In 2010, the Federal Trade Commission pledged to give internet users the power to determine if or when websites were allowed to track their behavior. This was the so called “Do Not Track” list. Now in 2018, this project has been sidelined and widely ignored by content providers and data analytics platforms, with users left to the wolves. So if one wanted to avoid these trackers or at the very least disincentivize their use by rendering them useless, what options do we have?

Imagine the orb weaving spider. This animal creates similar looking copies of itself in it’s web so as to prevent wasps from reliably striking it. It introduces noise to hide the signal. This is the idea behind many of the obfuscation tools used to nullify online trackers today. By hiding your actual request or intentions under a pile of noise making signals, you get the answer you desire while the tracking services are left with a unintelligible mess of information.

Here we’ll cover a few of the most common obfuscation tools used today to add to your digital camouflage so you can start hiding in plain sight. All of these are browser plug-ins and work with most modern browsers (firefox, chrome, etc.)


camo spider

TrackMeNot

TrackMeNot is a lightweight browser extension that helps protect web searchers from surveillance and data-profiling by search engines. It accomplishes this by running randomized search-queries to various online search engines such as Google, Yahoo!, and Bing. By hiding your queries under a deluge of noise, it becomes near impossible or at the very least, impractical to aggregate your search results to build a profile of you.
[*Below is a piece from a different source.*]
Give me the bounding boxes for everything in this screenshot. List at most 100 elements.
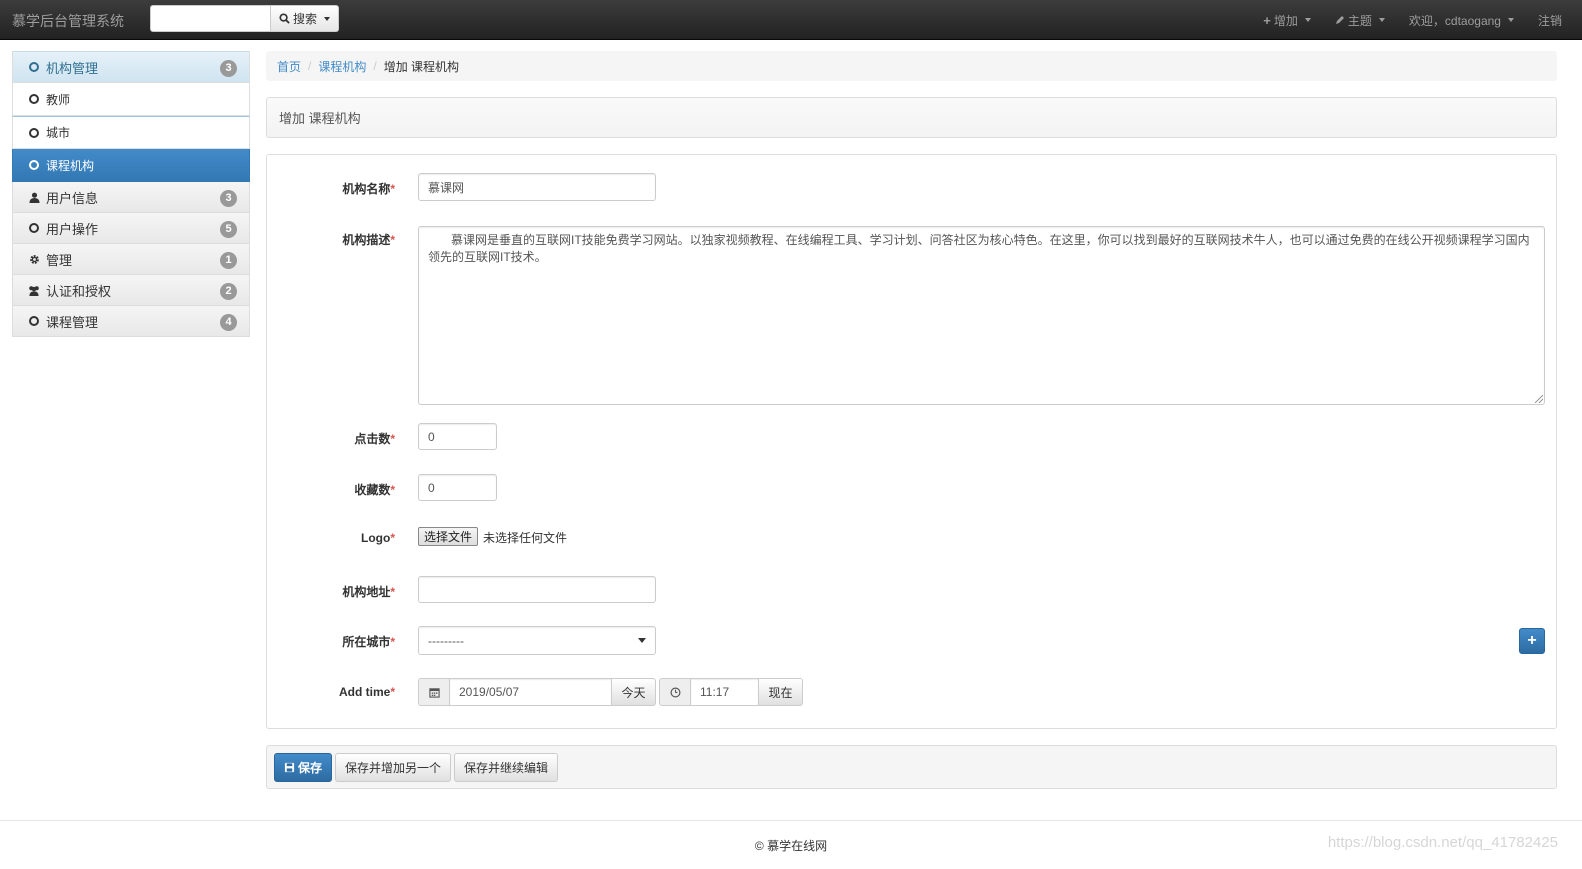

TrackMeNot was designed in response to the U.S. Department of Justice’s request for Google’s search logs and in response to the surprising discovery by a New York Times reporter that some identities and profiles could be inferred even from anonymized search logs published by AOL Inc (Nissenbaum, 2016, p. 13)

The hope was to protect those under criminal prosecution from government or state entities, from seizing their search histories for use against them. Under the Patriot Act, the government can demand library records via a secret court order and without probable cause that the information is related to a suspected terrorist plot. It can also block the librarian from revealing that request to anyone. Additionally, the term “records” covers not only the books you check out, it also includes search histories and hard drives from library computers. By introducing noise into your search history, this can make snooping in these logs very unreliable.

AdNauseam

AdNauseam is a tool to thwart online advertisers from collecting meaningful information from you. Many content providers make money by the click so by clicking on everything you provide a significant amount of noise without generating a meaningful stamp.
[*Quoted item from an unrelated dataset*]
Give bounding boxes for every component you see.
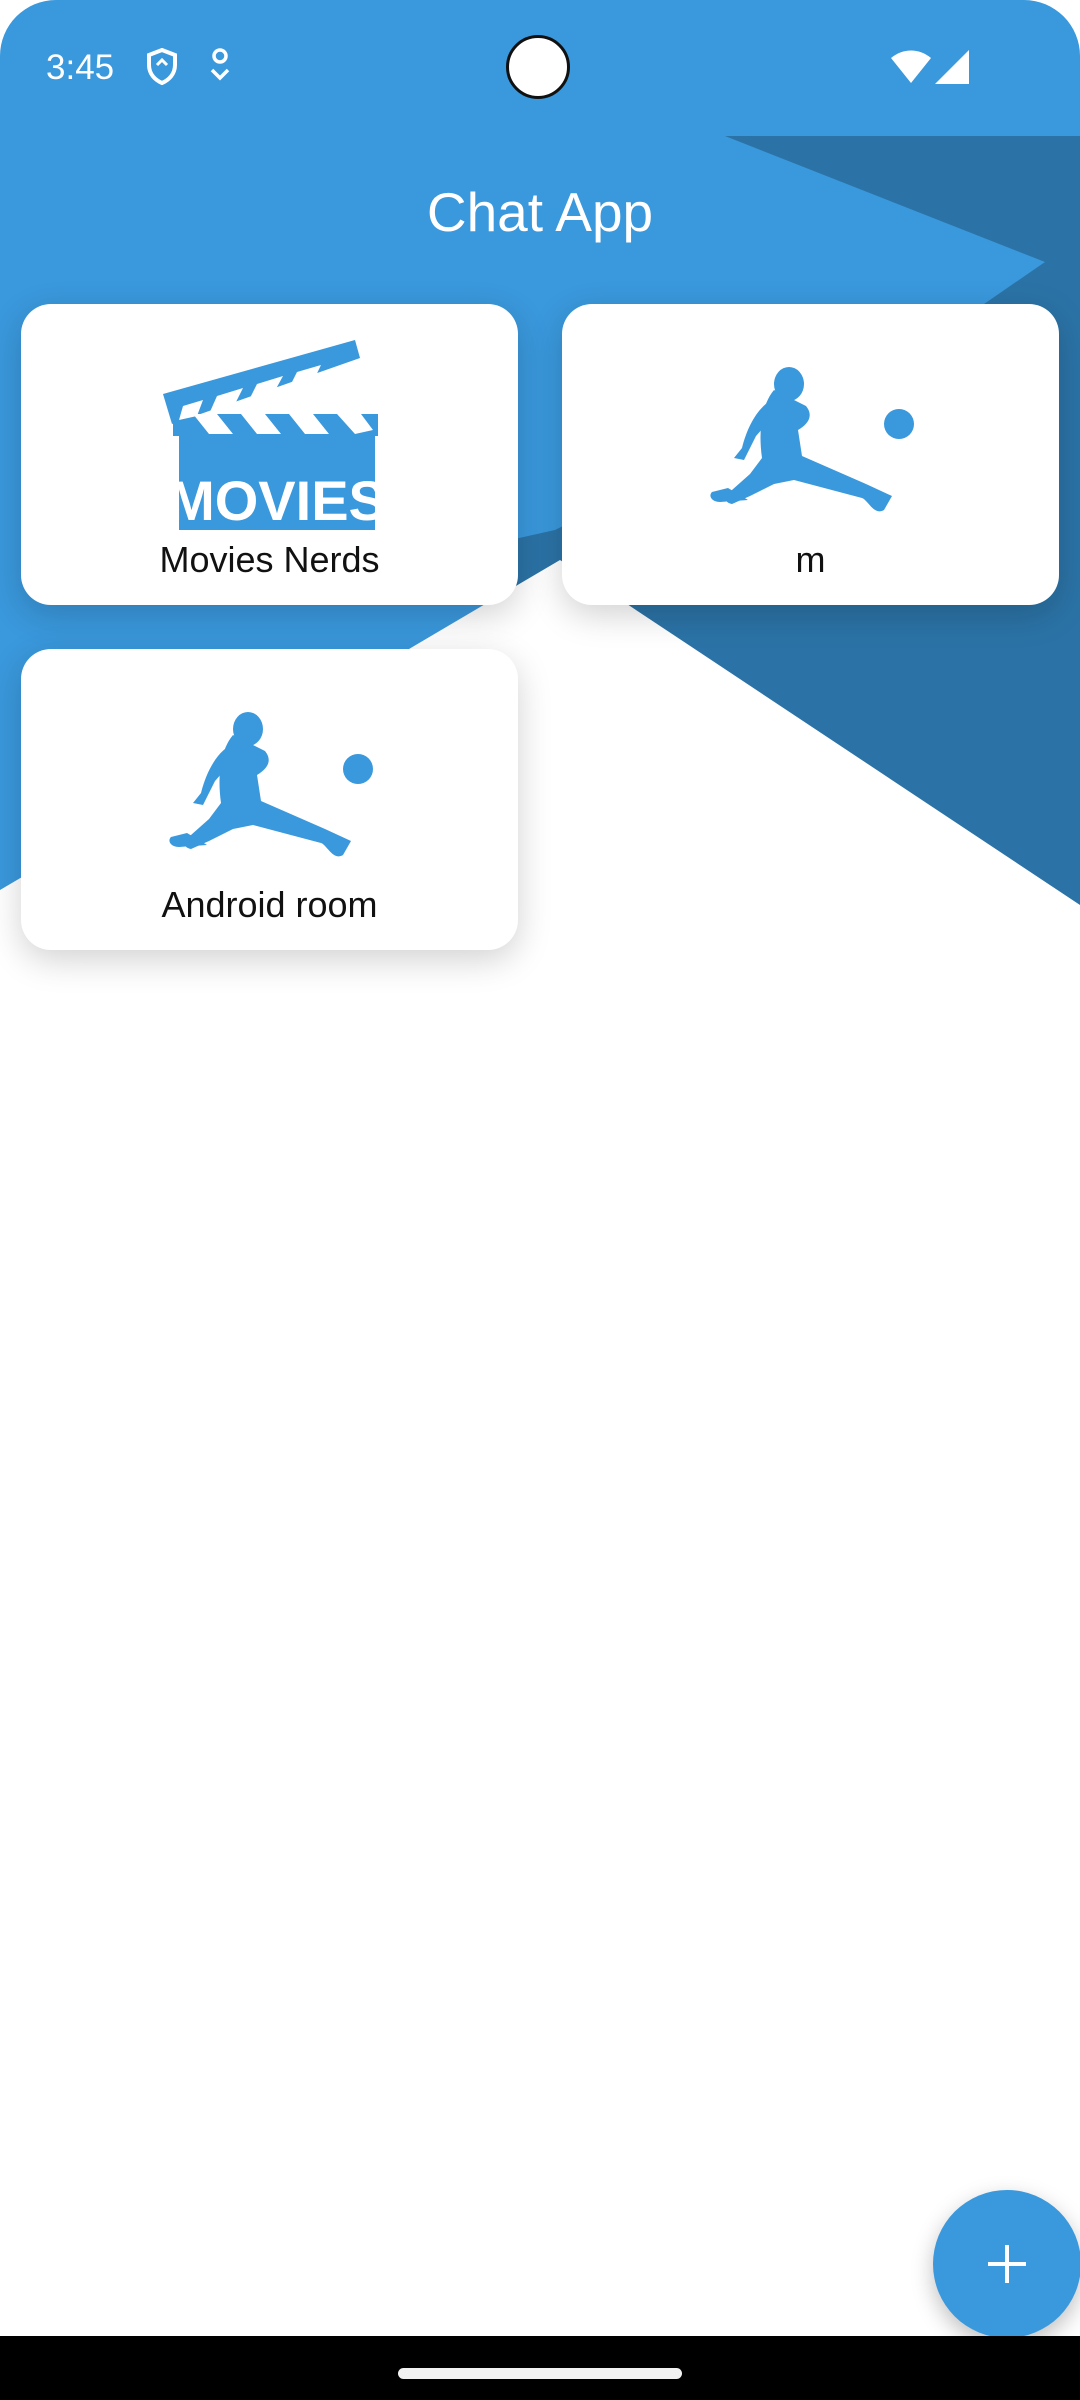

AdNauseam quietly clicks on every blocked ad, registering a visit on ad networks’ databases. As the collected data gathered shows an omnivorous click-stream, user tracking, targeting and surveillance become futile.

FaceCloak

FaceCloak is a tool that allows users to use social media sites such as Facebook while providing fake information to the platform for some users.
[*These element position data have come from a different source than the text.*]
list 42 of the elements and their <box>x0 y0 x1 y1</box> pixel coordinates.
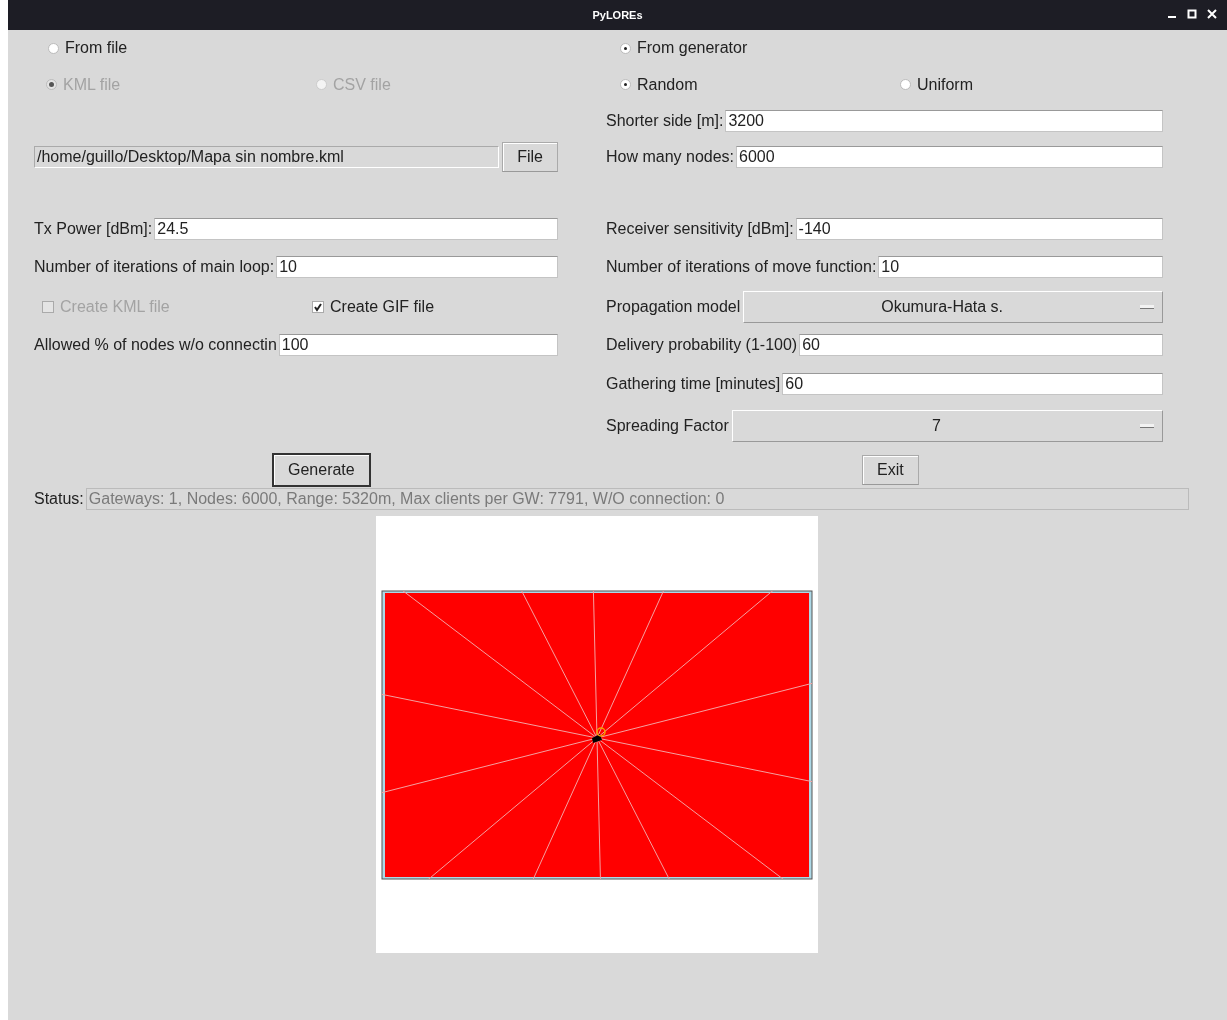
input-field[interactable]: 100 <box>278 334 558 356</box>
radio-button[interactable] <box>48 42 59 54</box>
maximize-icon[interactable] <box>1187 9 1197 19</box>
field-label: Number of iterations of main loop: <box>34 258 275 276</box>
input-field[interactable]: 24.5 <box>154 218 558 240</box>
input-field[interactable]: -140 <box>795 218 1163 240</box>
radio-label[interactable]: Random <box>637 75 698 94</box>
dropdown[interactable]: 7 <box>731 410 1163 442</box>
dropdown-indicator-icon <box>1140 305 1154 309</box>
field-label: Shorter side [m]: <box>606 112 724 130</box>
field-label: Allowed % of nodes w/o connectin <box>34 336 277 354</box>
exit-button[interactable]: Exit <box>862 455 919 485</box>
close-icon[interactable] <box>1207 9 1217 19</box>
radio-button[interactable] <box>900 79 911 90</box>
field-label: Propagation model <box>606 298 741 316</box>
file-path-field[interactable]: /home/guillo/Desktop/Mapa sin nombre.kml <box>34 146 500 168</box>
file-button[interactable]: File <box>502 142 558 172</box>
dropdown[interactable]: Okumura-Hata s. <box>743 291 1163 323</box>
radio-button[interactable] <box>620 79 631 90</box>
generate-button[interactable]: Generate <box>272 453 371 487</box>
checkbox-label[interactable]: Create GIF file <box>330 298 435 316</box>
radio-button[interactable] <box>620 42 631 54</box>
radio-label[interactable]: From file <box>65 39 128 57</box>
input-field[interactable]: 60 <box>799 334 1163 356</box>
input-field[interactable]: 60 <box>782 372 1163 395</box>
status-label: Status: <box>34 490 84 508</box>
checkbox[interactable] <box>312 301 324 313</box>
field-label: Tx Power [dBm]: <box>34 220 153 238</box>
radio-label[interactable]: From generator <box>637 39 748 57</box>
input-field[interactable]: 6000 <box>736 146 1163 168</box>
input-field[interactable]: 3200 <box>725 110 1163 132</box>
field-label: Number of iterations of move function: <box>606 258 877 276</box>
radio-label[interactable]: Uniform <box>917 75 973 94</box>
input-field[interactable]: 10 <box>276 256 558 278</box>
field-label: Receiver sensitivity [dBm]: <box>606 220 794 238</box>
window-title: PyLOREs <box>592 9 643 21</box>
field-label: Spreading Factor <box>606 417 729 435</box>
input-field[interactable]: 10 <box>878 256 1163 278</box>
dropdown-indicator-icon <box>1140 424 1154 428</box>
field-label: How many nodes: <box>606 148 735 166</box>
field-label: Delivery probability (1-100) <box>606 336 798 354</box>
field-label: Gathering time [minutes] <box>606 374 781 393</box>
Users of social networking sites, such as Facebook or MySpace, need to trust a site to properly deal with their personal information. Unfortunately, this trust is not always justified. FaceCloak is a Firefox extension that replaces your personal information with fake information before sending it to a social networking site. Your actual personal information is encrypted and stored securely somewhere else. Only friends who were explicitly authorized by you have access to this information, and FaceCloak transparently replaces the fake information while your friends are viewing your profile.


FaceCloak

Conclusion

Online privacy is becoming ever more important and ever more difficult to achieve. It has become increasingly clear that the government is either unable or unwilling to protect it’s citizens privacy in the digital age and more often than not is a major offender in using individuals personal information for dubious goals. Obfuscation tools are becoming ever more prevalent as companies quietly take our privacy with or without consent. Protecting your privacy online isn’t impossible, but it does take work, fortunately the tools exist to take it back.

Reference

Brunton, Finn, and Helen Nissenbaum. Obfuscation: a User’s Guide for Privacy and Protest. MIT Press, 2016.